Eberwein should have been notified of the foreign object in her body by means of a “care team.” Because of the bureaucratic issues, that team was not able to properly transmit the information.
Legal implications of cases involving surgical tools left in the body
Surgical errors involving foreign objects left inside the body are some of the most common – and potentially serious – medical mistakes nationwide. A Johns Hopkins study, for instance, estimated that surgeons in the U.S. leave objects like sponges or towels inside the body 39 times every week. That number may even be low, as foreign objects are typically only found when the patient experiences a complication, and efforts are made to find the source.
The same study referred to these errors as “never events” – that is, mistakes that are completely preventable. While it’s impossible to prevent every surgical complication, leaving an object inside a patient’s body is a blatant-and avoidable-error that should give rise to a legitimate medical malpractice claim.
Because surgery is invasive, an error during an operation can lead to serious long-term complications. Cases involving foreign objects, for instance, generally require another surgery at great expense to remove the foreign object. When an object is left inside the body for a long period of time, as in Eberwein’s case, it often becomes surrounded by scar tissue, which makes surgery to remove it even more dangerous and costly.

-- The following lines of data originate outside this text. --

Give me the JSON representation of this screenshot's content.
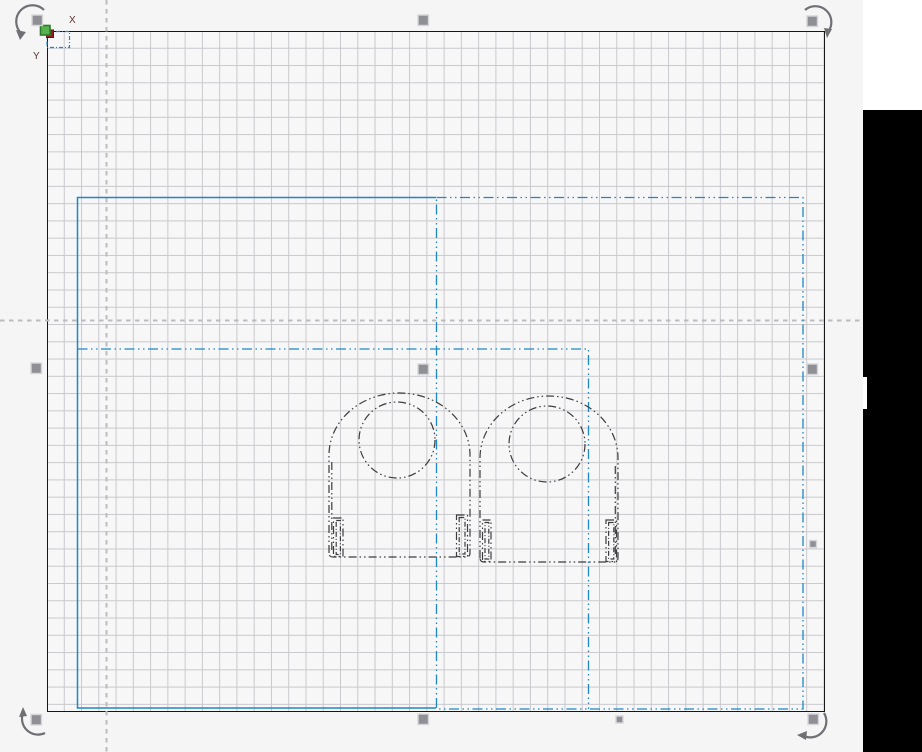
{
  "axes": {
    "x_label": "X",
    "y_label": "Y"
  },
  "colors": {
    "selection_blue": "#1f87c5",
    "drawing_stroke": "#3d3d40",
    "guide_gray": "#bcbcbe",
    "grid_line": "#c9c9cd",
    "canvas_bg": "#f7f7f8",
    "workspace_bg": "#f5f5f6",
    "canvas_border": "#161616",
    "handle_fill": "#8f8f96",
    "handle_border": "#d6d6da",
    "rotate_arrow_gray": "#6f6f74",
    "origin_green_fill": "#55b24f",
    "origin_green_border": "#2d7a2d",
    "origin_red_fill": "#8f1f1f",
    "axis_label_color": "#5f3434",
    "background_panel_black": "#000000",
    "background_strip_white": "#ffffff"
  }
}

Unfortunately, Eberwein appears to have limited legal options because of Illinois’ statute of limitations. Under state law, instances of medical malpractice need to be reported within four years of the incident. Even though Eberwein’s care providers were aware of an issue and did not inform her, and even though she tried on several occasions to uncover the source of her pain without success, she is likely to be unable to sue because more than four years have passed.
Some states do have exemptions in their statute of limitations to allow patients to file claims after the deadline in these misplaced object cases. However, Illinois does not.

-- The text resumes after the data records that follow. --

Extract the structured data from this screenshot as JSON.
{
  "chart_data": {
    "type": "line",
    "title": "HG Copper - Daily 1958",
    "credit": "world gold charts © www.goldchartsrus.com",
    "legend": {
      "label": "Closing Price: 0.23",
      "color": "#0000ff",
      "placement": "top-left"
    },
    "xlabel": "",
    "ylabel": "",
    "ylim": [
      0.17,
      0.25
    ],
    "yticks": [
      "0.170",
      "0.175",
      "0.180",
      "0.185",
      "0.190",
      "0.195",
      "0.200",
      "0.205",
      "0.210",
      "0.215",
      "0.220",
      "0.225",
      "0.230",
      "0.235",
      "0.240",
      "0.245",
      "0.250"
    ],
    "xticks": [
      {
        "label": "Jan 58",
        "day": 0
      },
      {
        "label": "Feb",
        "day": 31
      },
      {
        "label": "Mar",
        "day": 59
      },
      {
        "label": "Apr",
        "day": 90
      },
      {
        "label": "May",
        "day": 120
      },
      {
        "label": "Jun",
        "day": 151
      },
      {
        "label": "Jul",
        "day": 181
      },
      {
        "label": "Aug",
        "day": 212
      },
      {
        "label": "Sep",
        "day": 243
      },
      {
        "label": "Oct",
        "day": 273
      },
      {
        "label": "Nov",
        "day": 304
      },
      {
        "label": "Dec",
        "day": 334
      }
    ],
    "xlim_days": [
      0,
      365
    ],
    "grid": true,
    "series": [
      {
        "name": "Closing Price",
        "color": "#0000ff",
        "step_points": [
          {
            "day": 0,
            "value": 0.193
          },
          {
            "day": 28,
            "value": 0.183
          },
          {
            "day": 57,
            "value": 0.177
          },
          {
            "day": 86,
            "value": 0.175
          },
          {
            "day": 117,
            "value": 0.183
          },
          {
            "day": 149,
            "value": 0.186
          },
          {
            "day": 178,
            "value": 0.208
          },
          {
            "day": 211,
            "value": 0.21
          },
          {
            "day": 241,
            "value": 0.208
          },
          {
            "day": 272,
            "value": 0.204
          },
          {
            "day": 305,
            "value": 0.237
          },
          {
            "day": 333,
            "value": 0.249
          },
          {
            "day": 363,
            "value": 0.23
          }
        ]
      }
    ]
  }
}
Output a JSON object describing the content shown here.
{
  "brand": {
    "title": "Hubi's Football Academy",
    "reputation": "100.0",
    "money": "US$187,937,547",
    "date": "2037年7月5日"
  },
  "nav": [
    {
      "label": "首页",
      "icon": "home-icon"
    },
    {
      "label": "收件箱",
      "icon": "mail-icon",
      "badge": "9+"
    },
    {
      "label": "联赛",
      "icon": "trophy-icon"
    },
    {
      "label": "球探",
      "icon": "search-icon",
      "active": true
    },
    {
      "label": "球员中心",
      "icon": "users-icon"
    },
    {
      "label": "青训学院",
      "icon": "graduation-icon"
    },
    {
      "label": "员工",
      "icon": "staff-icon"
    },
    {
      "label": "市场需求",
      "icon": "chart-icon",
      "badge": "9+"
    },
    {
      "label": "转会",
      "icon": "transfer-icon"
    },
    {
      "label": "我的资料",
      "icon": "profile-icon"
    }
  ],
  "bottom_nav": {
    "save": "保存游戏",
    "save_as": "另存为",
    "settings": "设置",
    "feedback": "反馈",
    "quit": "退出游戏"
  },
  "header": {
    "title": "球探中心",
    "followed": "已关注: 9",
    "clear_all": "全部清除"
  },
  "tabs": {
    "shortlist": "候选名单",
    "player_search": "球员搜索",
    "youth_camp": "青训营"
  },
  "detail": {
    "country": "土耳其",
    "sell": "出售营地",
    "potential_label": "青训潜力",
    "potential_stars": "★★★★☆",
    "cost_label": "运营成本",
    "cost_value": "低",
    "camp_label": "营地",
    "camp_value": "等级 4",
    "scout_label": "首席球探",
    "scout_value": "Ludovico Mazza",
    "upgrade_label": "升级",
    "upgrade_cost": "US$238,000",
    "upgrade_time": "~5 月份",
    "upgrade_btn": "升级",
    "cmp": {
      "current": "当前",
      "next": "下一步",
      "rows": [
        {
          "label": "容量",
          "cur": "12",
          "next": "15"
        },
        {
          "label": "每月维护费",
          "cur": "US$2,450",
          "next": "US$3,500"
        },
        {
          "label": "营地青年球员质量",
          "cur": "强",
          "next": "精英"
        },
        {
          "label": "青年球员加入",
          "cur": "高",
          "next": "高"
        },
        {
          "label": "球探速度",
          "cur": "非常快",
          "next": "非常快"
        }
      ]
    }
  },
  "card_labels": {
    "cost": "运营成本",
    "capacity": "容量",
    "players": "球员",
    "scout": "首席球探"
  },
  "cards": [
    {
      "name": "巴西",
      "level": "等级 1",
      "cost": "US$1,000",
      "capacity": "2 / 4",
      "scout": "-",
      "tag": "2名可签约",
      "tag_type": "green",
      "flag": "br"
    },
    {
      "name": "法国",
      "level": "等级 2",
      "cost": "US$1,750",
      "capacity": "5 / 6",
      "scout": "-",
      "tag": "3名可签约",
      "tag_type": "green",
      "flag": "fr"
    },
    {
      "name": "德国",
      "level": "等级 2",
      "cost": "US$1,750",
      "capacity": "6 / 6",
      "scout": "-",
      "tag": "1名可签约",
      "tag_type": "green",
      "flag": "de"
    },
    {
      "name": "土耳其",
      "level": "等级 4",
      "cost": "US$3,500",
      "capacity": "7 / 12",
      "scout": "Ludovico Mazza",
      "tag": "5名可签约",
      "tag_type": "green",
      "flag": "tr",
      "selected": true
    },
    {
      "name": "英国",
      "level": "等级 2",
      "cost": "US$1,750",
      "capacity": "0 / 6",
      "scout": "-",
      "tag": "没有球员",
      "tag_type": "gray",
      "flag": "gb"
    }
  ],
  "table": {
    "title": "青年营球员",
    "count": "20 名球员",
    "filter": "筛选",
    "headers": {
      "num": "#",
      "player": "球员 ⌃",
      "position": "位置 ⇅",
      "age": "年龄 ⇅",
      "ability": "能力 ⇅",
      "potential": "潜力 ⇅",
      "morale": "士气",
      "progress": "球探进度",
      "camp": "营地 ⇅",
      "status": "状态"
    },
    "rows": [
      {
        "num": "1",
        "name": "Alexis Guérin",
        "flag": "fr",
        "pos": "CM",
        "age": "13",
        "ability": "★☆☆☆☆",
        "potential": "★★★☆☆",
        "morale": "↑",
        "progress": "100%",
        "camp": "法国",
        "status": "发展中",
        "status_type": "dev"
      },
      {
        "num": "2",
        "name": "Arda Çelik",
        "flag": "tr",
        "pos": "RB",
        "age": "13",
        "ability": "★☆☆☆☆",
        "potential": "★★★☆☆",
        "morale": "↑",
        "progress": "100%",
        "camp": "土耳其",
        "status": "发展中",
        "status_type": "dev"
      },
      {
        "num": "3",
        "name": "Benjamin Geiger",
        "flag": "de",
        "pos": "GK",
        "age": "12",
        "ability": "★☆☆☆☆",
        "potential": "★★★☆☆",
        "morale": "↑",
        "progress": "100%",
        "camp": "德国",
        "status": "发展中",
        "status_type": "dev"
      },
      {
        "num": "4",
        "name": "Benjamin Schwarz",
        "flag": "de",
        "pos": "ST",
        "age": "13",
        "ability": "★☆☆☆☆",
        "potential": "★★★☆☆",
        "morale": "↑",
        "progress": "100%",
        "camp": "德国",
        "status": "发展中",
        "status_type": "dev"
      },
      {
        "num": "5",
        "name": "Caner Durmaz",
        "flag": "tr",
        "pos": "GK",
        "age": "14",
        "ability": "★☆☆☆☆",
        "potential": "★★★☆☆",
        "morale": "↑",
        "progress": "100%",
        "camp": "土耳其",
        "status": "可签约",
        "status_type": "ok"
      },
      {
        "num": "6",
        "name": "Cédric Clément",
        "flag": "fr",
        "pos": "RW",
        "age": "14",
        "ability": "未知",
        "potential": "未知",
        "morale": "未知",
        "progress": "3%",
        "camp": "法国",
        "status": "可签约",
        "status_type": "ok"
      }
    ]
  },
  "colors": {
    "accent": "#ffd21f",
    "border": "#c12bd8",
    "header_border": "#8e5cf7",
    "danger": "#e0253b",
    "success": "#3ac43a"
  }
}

Although Eberwein took reasonable steps to find the source of her pain, she says that in hindsight, she regrets not immediately asking for detailed reports following her ER visits.
The current state of medical reporting in Illinois is one reason why patients need to advocate for themselves after any surgery – and need to retain experienced legal counsel right away as soon as they suspect something may be wrong. Especially in cases involving completely preventable “never events,” negligent surgeons and the hospitals that employ them need to be held accountable for the harm they cause.